Aşı uygulamaları, uygulama hataları ve aşıların yan etkileri

Canlıda spesifik bağışıklık yanıtına yol açan aşılama sonrası etkin bir bağışıklık oluşabilmesi için aşı ve aşılamalarla ilgili aşağıda belirtilen bazı hususların dikkate alınması gereklidir. Bunlar; aşının belirtilen dozda uygulanması, uygun yollarla verilmesi, erken yaş döneminde olası maternal antikorlar nedeniyle ertelenmesi, ileri gebelikte ve tohumlama öncesi yapılmaması ve antibiyotiklerle beraber uygulanmaması gibi hususlardır.

Aşılama sonrası bazı durumlarda koruyucu bağışıklık yanıtının şekillenmez ve aşı başarısız kalır. Bu durum aşı, aşı uygulaması ve uygulanan canlıdan kaynaklanan birçok nedene bağlı olabilir. Aşı kaynaklı başarısızlıklar; aşı içerisinde baskın suşun veya koruyucu antijenin olmaması, antijenik yapıların tahribi, canlı aşılarda etkenin ölmesi ve dozun ayarlanamaması gibi nedenlerdir. Aşı uygulaması ile ilgili başarısızlıklar, aşının taşıma ve canlıya uygulanış esnasındaki hatalardan kaynaklanır. Aşı uygulanan canlıdan kaynaklanan başarısızlıklar ise maternal bağışıklığa sahip olması, immunsupresyon durumu ve hastalığın ilerlemesinden gibi faktörlerdir.

Aşılar, uygulamasını takiben enfeksiyöz ajanlara karşı koruma sağlayabileceği gibi bazen lokal veya sistemik yan etkilere de neden olabilirler. Bunlar; lokal yangısal reaksiyonlar, aşırı duyarlılık reaksiyonları, fötal anomaliler, embriyonal ölüm ve abortlar, enfeksiyon ve immunsupresyon tablolarıdır.

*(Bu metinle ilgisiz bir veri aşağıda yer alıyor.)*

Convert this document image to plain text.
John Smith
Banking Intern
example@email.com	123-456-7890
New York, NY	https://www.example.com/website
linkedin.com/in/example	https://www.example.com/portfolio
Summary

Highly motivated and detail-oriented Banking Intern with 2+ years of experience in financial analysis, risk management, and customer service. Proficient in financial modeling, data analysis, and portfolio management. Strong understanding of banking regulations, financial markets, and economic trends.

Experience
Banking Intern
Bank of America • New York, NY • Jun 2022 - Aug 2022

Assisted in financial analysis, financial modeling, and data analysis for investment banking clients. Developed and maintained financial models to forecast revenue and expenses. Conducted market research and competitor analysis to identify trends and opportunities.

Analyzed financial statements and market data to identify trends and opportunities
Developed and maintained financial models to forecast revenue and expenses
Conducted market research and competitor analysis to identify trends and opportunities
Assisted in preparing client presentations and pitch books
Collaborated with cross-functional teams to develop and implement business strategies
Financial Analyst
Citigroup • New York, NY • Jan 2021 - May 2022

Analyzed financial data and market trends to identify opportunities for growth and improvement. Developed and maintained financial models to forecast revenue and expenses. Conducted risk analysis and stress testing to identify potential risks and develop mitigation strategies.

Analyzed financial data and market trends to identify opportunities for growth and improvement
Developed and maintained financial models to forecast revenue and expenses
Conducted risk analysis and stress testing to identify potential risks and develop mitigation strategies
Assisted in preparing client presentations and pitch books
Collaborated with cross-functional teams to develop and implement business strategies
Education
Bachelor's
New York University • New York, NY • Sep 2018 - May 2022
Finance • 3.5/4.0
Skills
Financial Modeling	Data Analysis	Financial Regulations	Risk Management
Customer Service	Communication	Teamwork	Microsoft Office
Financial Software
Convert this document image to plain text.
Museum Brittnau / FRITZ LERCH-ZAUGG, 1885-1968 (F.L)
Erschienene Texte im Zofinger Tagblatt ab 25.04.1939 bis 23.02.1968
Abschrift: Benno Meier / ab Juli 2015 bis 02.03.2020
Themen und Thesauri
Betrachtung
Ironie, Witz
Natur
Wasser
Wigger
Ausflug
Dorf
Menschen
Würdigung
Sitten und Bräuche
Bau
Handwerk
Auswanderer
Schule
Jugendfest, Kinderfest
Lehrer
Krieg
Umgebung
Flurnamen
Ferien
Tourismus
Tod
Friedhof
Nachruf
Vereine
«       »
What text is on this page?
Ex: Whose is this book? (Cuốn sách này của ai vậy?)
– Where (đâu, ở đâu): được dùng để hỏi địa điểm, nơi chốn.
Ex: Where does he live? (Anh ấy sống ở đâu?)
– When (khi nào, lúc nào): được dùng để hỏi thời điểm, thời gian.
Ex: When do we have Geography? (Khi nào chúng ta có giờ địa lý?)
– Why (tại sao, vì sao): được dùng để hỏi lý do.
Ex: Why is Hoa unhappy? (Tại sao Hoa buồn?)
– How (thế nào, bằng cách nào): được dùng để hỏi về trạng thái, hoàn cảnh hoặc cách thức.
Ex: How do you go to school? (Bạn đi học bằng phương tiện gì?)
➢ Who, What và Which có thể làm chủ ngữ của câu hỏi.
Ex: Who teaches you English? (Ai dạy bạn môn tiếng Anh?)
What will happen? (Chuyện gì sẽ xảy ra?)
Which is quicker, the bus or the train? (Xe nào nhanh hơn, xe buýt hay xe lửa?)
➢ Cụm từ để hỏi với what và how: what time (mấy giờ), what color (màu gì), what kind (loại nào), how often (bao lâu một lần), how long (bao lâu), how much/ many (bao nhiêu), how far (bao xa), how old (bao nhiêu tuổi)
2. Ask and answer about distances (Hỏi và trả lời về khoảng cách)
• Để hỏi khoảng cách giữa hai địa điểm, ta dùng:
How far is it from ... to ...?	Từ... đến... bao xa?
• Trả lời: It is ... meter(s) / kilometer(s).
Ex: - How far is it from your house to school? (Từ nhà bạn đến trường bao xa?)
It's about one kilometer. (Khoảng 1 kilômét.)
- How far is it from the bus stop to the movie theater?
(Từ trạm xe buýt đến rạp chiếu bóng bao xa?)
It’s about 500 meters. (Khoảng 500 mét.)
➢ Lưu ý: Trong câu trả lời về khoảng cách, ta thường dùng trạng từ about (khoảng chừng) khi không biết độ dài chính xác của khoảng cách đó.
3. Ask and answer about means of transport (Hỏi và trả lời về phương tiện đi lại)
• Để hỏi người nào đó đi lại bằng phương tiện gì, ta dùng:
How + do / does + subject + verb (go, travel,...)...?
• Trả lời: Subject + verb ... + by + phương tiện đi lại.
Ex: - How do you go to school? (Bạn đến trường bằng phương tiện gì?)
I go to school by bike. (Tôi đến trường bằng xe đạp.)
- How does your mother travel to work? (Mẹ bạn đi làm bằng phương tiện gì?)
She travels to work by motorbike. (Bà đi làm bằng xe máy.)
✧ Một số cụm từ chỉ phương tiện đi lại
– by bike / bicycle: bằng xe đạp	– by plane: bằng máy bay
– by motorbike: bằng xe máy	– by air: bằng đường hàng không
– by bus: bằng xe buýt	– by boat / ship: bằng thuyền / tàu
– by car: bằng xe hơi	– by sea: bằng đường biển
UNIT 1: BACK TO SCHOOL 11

Aşılama ile pasif bağışıklık da sağlanabilir. Bu bağışıklık aktif immunizasyonla elde edilen bağışıklık elemanlarının vericiden alınıp alıcı hayvanlara verilmesi ile sağlanır. Transfer amacıyla daha çok antikorlar kullanılırken, uyarılmış T - lenfositler de verilebilir (adoptif bağışıklık). Pasif bağışıklık daha çok mikroorganizmaların toksinlerini bloke etmek amacıyla uygulanır. Bu tür uygulamalarda kullanılan maddelere antiserum veya antitoksin adı verilir.